The Pistons held the Lakers to under 20 points in all four quarters and just ground them down into powder. The series was five days old and it was remarkable how the perception of the two participants had turned 180 degrees in that time.

When the Pistons flew west to open the Finals, the prevailing wisdom was that they were a young team with better days ahead but simply weren’t ready to knock off the Lakers. For as much of a gap as there appears to be between West and East today, back then it was even more pronounced, especially at the top of each conference. West teams had taken five straight NBA titles and the East’s winners had won only six Finals games in that span.
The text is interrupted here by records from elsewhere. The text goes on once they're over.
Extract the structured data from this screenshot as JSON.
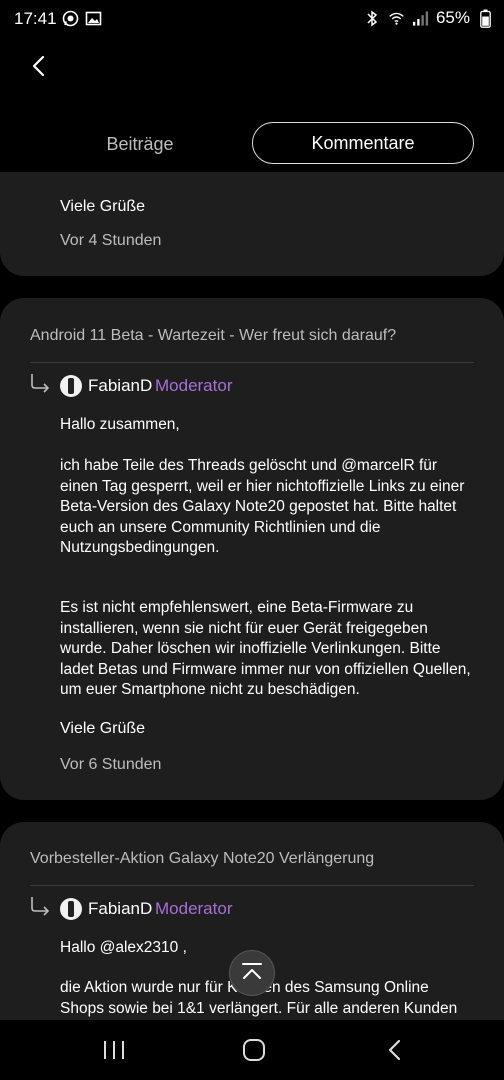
{
  "status_bar": {
    "time": "17:41",
    "battery": "65%"
  },
  "tabs": {
    "posts": "Beiträge",
    "comments": "Kommentare"
  },
  "comments": [
    {
      "body_partial": "",
      "greeting": "Viele Grüße",
      "time": "Vor 4 Stunden"
    },
    {
      "thread_title": "Android 11 Beta - Wartezeit - Wer freut sich darauf?",
      "author": "FabianD",
      "role": "Moderator",
      "salutation": "Hallo zusammen,",
      "paragraph1": "ich habe Teile des Threads gelöscht und @marcelR für einen Tag gesperrt, weil er hier nichtoffizielle Links zu einer Beta-Version des Galaxy Note20 gepostet hat. Bitte haltet euch an unsere Community Richtlinien und die Nutzungsbedingungen.",
      "paragraph2": "Es ist nicht empfehlenswert, eine Beta-Firmware zu installieren, wenn sie nicht für euer Gerät freigegeben wurde. Daher löschen wir inoffizielle Verlinkungen. Bitte ladet Betas und Firmware immer nur von offiziellen Quellen, um euer Smartphone nicht zu beschädigen.",
      "greeting": "Viele Grüße",
      "time": "Vor 6 Stunden"
    },
    {
      "thread_title": "Vorbesteller-Aktion Galaxy Note20 Verlängerung",
      "author": "FabianD",
      "role": "Moderator",
      "salutation": "Hallo @alex2310 ,",
      "paragraph1": "die Aktion wurde nur für Kunden des Samsung Online Shops sowie bei 1&1 verlängert. Für alle anderen Kunden galt der"
    }
  ],
  "colors": {
    "background": "#000000",
    "card": "#1e1e1e",
    "moderator": "#a86fd6",
    "muted": "#bdbdbd"
  }
}
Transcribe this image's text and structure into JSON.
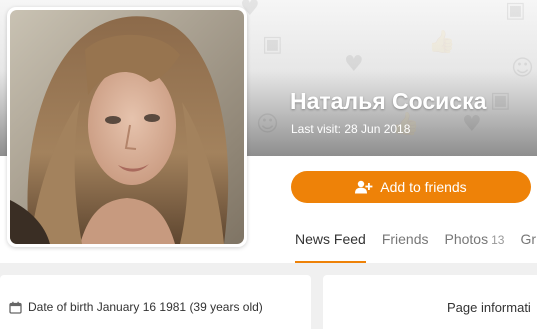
{
  "profile": {
    "name": "Наталья Сосиска",
    "last_visit": "Last visit: 28 Jun 2018"
  },
  "actions": {
    "add_friends_label": "Add to friends"
  },
  "tabs": [
    {
      "label": "News Feed",
      "active": true
    },
    {
      "label": "Friends",
      "active": false
    },
    {
      "label": "Photos",
      "count": "13",
      "active": false
    },
    {
      "label": "Gr",
      "active": false
    }
  ],
  "info": {
    "date_of_birth": "Date of birth January 16 1981 (39 years old)",
    "page_information": "Page informati"
  },
  "theme": {
    "accent": "#ee8208",
    "background": "#f0f0f0"
  },
  "icons": {
    "add_friend": "add-friend-icon",
    "calendar": "calendar-icon",
    "cover_decor": [
      "photo-icon",
      "heart-icon",
      "thumbs-up-icon",
      "smile-icon"
    ]
  }
}
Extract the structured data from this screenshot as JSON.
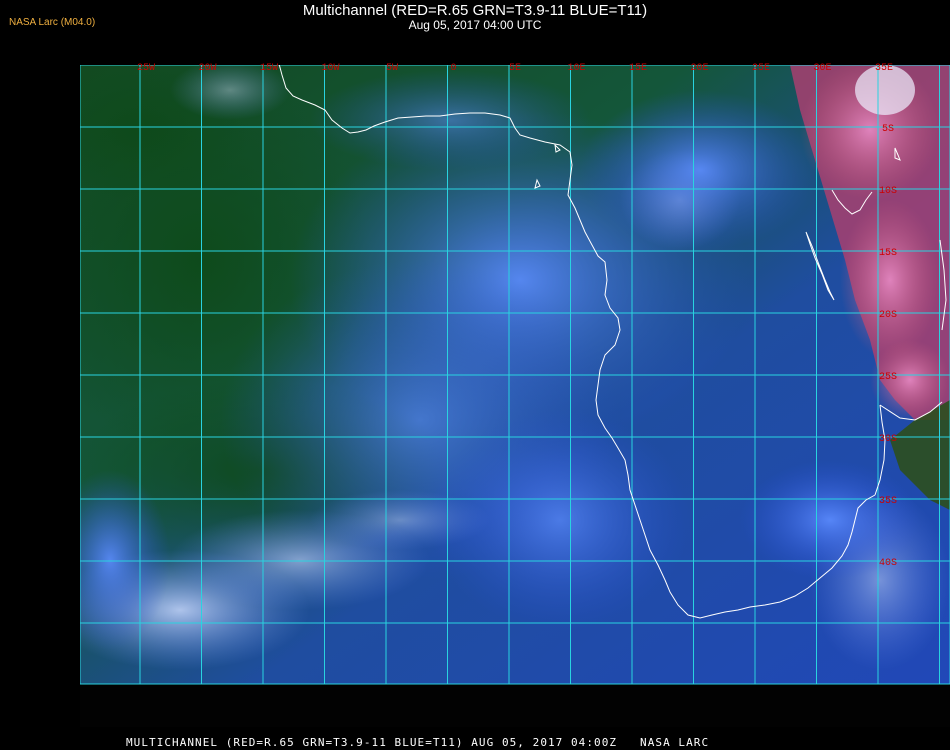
{
  "header": {
    "title": "Multichannel (RED=R.65 GRN=T3.9-11 BLUE=T11)",
    "date": "Aug 05, 2017 04:00 UTC"
  },
  "agency": "NASA Larc (M04.0)",
  "footer": "MULTICHANNEL (RED=R.65 GRN=T3.9-11 BLUE=T11) AUG 05, 2017 04:00Z   NASA LARC",
  "map": {
    "grid_color": "#29d3e0",
    "coast_color": "#ffffff",
    "label_color": "#cc0000",
    "longitude_labels": [
      "25W",
      "20W",
      "15W",
      "10W",
      "5W",
      "0",
      "5E",
      "10E",
      "15E",
      "20E",
      "25E",
      "30E",
      "35E"
    ],
    "latitude_labels": [
      "5S",
      "10S",
      "15S",
      "20S",
      "25S",
      "30S",
      "35S",
      "40S"
    ]
  }
}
It wasn’t a question of who would win the 2004 Finals, but how many games it would take the Lakers to spank the baby Pistons.

I’m not sure if the Pistons went into the Finals believing they were the better team, but it was clear that they believed it fully after the first two games. That overtime loss might have broken their spirit or made them question their title readiness. Instead, it emboldened them. They properly considered it a fluke that they weren’t ahead 2-0 and came to The Palace determined to avoid a return flight west. In fact, that’s what Chauncey Billups said to the team on the bus ride to the airport. They weren’t coming back to LA.

The Finals turned out to be as one-sided in the other direction as it was anticipated to be for the Lakers. Later this week, I’ll look at what forged that Pistons team in the moments leading to the Finals.